Маша и Медведь - стр. 33
Его вторая рука обхватила грудь Маши. Ей богу, он хотел просто помыться, но ее близость, нагота, податливость и гипнотический шум воды поменяли планы. Оказалось, что Маша не против. Она тихо постанывала, отзываясь на его ласки. Мишка полагал, что на втором раунде сможет нечто большее, чем сомнительный подвиг в туалете и в прихожей. Но куда там. Очень скоро выдержка его покинула. Потребность оказаться внутри была столь острой, что все в паху заныло. Он надавил Маше на спину, безмолвно прося наклониться. Она снова послушалась, уперлась руками в стену, прогнулась.
И снова все кончилось слишком быстро. Он ощущал ее так остро, почти болезненно. Хотел сдержаться, но не нашел сил. В этот раз Симонов был уверен на все сто, что кончил только он. И начал подозревать, что и до этого играл в одни ворота.
Чтобы хоть как-то загладить вину, он потянулся рукой вниз. Маша шлепнула его по пальцам.
- Может, мы уже помоемся?
- Стоит попробовать, - хохотнул Мишка.
Маша протянула ему цветочный гель со злорадной усмешкой. Симонов принял его без брезгливости. Он частенько пользовался Алискиным, почти привык пахнуть розами или клубникой какой-нибудь. Что ему станется от аромата альпийских полевых цветов.
- Спинку потереть? - услужливо предложил он Маше.
- Обойдусь, - бросила она через плечо.
Но Мишка все равно забрал у нее губку и прошелся несколько раз по спине. Маше ничего не осталось, как оказать услугу в ответ. Она всплеснула руками, покрутила пальцем, веля ему повернуться, смыла губку, добавила еще геля. Ей пришлось попотеть, чтобы хорошенько отдраить Мишкину широкую спину.

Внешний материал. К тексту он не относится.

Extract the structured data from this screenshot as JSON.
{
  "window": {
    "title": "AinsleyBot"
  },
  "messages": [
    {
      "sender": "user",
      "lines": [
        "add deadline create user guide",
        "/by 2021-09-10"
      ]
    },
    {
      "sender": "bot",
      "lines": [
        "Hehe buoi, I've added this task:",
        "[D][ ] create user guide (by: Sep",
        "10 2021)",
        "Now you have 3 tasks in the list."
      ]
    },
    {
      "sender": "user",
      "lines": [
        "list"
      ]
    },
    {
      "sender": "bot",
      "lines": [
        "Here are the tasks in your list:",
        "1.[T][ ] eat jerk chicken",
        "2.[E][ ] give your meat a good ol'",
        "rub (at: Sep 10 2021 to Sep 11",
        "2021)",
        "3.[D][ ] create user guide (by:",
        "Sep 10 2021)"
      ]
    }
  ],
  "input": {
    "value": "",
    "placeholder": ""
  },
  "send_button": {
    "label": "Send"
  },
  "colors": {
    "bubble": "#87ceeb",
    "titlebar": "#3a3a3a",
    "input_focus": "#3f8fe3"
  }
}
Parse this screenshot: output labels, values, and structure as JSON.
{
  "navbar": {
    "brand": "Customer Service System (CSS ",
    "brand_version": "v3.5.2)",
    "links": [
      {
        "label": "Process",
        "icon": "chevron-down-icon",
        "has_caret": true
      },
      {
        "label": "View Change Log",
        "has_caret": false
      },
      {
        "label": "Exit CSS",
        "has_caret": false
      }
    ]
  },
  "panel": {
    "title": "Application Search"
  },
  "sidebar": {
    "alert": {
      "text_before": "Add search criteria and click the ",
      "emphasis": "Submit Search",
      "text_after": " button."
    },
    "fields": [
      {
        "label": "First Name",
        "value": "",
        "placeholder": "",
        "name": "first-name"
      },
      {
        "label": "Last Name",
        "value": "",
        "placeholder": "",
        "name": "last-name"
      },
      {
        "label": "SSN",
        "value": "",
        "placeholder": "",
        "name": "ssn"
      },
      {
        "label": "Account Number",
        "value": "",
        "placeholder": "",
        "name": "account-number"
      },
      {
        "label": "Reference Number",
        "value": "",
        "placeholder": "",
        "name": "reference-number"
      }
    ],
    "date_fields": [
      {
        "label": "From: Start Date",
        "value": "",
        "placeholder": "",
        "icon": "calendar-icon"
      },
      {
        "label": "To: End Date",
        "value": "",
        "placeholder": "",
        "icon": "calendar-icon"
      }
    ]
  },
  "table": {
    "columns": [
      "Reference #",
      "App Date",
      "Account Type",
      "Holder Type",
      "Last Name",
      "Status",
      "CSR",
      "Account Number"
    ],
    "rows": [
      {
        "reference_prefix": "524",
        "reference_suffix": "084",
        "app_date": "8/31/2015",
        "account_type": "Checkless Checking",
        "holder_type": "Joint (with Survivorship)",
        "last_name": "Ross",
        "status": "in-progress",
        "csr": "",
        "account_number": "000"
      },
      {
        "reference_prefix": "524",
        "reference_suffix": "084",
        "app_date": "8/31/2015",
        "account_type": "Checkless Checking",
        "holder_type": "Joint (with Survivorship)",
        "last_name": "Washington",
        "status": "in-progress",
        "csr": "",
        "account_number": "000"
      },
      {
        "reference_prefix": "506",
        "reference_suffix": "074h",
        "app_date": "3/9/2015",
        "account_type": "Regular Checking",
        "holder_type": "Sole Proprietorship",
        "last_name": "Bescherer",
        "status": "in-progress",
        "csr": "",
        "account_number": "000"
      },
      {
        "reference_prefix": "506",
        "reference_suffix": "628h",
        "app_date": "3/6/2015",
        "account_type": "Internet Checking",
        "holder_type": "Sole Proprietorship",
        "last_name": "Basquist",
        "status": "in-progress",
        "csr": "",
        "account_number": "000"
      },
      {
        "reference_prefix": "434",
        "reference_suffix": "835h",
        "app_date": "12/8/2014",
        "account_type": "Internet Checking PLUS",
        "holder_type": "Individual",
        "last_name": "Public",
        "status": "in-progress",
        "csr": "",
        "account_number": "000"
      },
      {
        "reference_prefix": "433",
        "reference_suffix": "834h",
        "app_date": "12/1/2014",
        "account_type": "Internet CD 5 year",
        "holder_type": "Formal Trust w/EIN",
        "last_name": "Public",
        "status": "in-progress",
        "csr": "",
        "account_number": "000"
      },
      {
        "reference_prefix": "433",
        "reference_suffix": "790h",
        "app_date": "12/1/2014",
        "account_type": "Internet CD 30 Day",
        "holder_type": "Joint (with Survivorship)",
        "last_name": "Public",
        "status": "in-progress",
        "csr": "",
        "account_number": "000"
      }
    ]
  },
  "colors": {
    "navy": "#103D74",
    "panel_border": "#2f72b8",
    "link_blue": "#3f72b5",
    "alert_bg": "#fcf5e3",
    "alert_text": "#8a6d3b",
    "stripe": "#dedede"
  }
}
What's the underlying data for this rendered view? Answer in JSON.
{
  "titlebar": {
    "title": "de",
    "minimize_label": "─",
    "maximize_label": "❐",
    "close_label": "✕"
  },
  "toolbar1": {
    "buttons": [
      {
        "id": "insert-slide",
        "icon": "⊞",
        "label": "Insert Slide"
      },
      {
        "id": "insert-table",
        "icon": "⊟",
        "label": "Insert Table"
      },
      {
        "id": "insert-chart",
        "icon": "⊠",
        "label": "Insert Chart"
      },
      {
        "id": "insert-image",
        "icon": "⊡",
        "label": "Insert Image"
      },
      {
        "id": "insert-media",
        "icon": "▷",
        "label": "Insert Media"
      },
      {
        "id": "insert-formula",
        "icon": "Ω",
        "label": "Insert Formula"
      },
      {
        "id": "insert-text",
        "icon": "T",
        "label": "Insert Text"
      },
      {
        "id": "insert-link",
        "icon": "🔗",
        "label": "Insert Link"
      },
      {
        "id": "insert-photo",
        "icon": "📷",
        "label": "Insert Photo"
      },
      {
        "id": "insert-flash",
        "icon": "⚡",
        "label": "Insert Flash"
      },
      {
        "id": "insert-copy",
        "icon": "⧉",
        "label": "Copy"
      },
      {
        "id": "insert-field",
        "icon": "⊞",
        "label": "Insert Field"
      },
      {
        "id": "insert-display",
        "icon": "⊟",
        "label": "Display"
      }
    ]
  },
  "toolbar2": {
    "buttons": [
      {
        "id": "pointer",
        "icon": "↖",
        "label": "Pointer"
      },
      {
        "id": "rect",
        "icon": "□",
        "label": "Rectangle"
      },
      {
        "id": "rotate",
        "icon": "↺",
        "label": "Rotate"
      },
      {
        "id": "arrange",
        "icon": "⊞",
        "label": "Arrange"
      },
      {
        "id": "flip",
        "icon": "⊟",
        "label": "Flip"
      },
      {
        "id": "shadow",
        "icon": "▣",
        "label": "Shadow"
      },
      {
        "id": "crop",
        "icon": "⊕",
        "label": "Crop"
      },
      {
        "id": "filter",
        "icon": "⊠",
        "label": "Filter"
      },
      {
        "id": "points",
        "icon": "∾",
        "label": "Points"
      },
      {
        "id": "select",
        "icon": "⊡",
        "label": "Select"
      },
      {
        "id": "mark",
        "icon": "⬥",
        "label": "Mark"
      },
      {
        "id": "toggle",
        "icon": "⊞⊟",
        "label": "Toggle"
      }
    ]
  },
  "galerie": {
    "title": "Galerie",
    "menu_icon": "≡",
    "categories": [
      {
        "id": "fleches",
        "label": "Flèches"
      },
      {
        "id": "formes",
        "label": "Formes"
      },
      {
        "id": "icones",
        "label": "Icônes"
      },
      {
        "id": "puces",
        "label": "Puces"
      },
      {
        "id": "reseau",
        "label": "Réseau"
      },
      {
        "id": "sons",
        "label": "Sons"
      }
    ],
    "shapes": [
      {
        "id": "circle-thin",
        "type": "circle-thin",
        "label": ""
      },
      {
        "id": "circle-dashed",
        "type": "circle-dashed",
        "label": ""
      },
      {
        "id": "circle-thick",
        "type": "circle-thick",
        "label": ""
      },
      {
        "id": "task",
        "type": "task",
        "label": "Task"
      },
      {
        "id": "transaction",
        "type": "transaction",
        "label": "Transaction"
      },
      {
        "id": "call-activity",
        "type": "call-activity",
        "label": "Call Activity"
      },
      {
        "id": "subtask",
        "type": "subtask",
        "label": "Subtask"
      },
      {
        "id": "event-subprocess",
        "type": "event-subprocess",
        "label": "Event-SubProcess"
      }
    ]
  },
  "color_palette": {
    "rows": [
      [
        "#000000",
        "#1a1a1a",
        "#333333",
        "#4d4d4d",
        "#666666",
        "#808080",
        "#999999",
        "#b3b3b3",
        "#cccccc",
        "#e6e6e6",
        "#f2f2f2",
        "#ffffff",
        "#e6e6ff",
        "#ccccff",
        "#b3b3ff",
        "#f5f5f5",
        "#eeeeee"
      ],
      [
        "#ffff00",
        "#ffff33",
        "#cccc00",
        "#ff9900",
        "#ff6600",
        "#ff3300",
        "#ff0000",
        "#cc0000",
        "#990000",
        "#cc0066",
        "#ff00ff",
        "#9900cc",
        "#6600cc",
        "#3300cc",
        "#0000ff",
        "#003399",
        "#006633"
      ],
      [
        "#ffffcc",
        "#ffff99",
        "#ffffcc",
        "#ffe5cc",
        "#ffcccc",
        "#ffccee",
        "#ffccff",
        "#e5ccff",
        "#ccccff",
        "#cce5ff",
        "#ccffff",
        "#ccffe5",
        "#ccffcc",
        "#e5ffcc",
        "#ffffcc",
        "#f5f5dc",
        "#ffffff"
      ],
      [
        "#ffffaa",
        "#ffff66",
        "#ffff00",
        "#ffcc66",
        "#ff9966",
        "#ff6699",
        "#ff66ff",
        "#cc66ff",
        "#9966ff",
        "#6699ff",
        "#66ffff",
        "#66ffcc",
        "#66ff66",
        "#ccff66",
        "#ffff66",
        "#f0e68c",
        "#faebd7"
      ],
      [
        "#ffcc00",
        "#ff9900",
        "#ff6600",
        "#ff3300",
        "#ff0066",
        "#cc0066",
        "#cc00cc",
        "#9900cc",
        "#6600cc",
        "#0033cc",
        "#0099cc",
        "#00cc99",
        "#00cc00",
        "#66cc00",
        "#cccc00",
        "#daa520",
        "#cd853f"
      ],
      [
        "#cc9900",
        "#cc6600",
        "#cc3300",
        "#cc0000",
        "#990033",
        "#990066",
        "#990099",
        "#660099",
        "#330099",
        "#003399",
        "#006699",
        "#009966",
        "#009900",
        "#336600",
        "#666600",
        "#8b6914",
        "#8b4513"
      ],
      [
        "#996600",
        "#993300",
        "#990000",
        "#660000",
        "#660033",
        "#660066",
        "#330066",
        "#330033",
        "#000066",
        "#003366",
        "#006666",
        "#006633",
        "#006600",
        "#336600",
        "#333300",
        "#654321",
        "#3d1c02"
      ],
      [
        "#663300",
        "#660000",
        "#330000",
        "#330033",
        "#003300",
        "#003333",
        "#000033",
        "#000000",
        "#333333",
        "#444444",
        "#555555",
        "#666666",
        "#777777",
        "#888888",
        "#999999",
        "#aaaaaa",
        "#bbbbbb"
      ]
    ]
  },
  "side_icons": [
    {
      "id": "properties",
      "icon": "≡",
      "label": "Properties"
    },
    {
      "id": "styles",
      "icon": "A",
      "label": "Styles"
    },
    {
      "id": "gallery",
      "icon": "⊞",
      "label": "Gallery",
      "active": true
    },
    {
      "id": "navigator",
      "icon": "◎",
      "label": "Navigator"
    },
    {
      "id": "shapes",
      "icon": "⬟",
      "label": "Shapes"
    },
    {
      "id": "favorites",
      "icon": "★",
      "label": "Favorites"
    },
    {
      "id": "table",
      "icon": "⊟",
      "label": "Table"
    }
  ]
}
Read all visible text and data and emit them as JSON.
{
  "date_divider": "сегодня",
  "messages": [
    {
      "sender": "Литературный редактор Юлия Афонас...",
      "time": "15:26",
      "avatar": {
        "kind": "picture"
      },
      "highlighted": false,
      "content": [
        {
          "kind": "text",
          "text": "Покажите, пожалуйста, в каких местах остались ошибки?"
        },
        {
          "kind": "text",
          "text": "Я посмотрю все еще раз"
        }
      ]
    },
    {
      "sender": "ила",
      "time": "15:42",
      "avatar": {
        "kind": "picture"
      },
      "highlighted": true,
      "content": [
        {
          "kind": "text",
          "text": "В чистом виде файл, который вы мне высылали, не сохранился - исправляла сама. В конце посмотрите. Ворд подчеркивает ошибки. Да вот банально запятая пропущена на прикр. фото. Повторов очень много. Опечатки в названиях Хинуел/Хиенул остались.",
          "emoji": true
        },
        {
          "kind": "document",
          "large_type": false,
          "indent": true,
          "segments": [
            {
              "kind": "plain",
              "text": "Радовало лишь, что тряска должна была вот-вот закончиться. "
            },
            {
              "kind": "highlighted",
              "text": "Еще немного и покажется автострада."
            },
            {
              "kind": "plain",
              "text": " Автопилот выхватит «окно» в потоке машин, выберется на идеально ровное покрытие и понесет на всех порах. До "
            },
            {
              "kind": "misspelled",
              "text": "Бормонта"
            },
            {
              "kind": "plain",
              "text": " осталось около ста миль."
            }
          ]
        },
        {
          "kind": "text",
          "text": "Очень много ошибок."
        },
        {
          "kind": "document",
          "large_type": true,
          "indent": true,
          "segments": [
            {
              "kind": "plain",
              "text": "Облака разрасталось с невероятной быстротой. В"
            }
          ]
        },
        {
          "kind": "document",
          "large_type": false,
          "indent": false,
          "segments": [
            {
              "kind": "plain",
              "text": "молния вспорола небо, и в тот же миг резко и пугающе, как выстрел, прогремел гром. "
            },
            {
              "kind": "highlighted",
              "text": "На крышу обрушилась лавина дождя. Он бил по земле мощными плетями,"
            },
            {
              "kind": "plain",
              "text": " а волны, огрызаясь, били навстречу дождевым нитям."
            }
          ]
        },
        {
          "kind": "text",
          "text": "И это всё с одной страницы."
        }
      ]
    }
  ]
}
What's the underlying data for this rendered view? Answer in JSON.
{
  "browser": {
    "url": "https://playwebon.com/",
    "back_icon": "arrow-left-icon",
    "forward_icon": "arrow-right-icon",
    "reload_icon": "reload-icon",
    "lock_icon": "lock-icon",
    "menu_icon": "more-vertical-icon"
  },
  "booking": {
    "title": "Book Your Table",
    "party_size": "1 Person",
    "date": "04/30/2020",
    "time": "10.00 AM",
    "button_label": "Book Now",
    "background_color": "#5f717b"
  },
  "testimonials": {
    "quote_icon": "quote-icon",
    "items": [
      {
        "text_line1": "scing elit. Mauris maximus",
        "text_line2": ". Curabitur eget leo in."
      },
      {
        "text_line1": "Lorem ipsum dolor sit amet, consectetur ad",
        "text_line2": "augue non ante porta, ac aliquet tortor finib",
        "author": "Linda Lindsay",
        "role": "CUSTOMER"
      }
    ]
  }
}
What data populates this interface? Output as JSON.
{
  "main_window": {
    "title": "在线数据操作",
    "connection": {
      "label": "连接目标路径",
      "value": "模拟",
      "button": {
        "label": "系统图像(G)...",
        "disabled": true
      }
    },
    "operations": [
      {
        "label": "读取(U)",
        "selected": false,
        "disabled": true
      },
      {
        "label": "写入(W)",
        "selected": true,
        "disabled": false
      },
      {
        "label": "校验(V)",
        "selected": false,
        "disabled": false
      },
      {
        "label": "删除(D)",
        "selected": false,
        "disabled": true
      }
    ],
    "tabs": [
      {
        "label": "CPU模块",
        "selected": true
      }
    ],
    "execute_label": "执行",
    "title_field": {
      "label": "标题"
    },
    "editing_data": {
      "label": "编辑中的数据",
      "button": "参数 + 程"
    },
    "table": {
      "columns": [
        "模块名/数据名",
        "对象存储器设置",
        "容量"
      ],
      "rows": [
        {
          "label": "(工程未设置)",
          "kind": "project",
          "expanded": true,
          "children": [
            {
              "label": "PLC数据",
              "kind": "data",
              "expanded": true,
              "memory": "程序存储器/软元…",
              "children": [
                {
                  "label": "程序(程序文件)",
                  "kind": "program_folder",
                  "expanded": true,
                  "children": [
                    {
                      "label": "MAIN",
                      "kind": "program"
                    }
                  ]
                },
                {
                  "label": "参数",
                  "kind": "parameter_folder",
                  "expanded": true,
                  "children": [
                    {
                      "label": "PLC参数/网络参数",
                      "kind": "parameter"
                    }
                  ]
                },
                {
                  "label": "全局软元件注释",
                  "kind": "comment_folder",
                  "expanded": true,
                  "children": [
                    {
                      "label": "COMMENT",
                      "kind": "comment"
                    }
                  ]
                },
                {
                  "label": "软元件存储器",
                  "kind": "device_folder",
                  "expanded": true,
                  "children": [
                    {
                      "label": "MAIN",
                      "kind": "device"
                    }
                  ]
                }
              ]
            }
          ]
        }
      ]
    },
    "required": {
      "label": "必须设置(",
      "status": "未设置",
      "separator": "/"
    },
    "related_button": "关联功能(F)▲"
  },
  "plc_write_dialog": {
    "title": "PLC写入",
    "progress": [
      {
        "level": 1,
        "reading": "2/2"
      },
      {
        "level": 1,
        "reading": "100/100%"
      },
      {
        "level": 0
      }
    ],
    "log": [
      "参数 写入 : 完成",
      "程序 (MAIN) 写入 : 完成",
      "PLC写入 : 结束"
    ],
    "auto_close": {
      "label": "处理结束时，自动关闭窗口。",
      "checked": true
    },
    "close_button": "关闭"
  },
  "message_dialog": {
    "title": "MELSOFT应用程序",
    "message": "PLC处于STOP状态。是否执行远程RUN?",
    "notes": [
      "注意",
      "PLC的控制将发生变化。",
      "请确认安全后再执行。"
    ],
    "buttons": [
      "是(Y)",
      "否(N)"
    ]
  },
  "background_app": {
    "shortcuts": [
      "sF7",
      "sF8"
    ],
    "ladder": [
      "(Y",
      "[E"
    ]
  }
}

Вернувшись под душ, оба задумчиво водили пальцами по телам друг друга, провожая мыльную пену. В одночасье стало как-то неловко. Мишка вылез первым, снова подал Маше руку.
- Поехали, поедим куда-нибудь. В центре вроде была уютная пиццерия.
Маша скривила лицо, заныла.
- Волосы сушить, укладывать, краситься… - перечисляла она.
- Зачем? – не понял Миша.
- Затем, что на улице зима. Как с мокрой головой?
Симонов оценил Машины волосы до поясницы, скептически приподнял бровь.
- Тебе сушиться сто лет, даже феном.
- Укладываться, Миш. Краситься, - напомнила она пункты в списки для выхода из дома.
- Зачем? – повторил он вопрос.
- Затем, что мне почти тридцать. Не девочка уже. Чего людей пугать.
Симонов не сдержался:
- Дурында ты, Машка.
Он оглядел ее лицо, на котором не нашел ни одной морщинки. Может совсем чуть-чуть в уголках глаз, но они ему даже нравились.
- Ты сейчас очень красивая, - честно признался он.
- Это потому что я голая, - нашлась Крылова.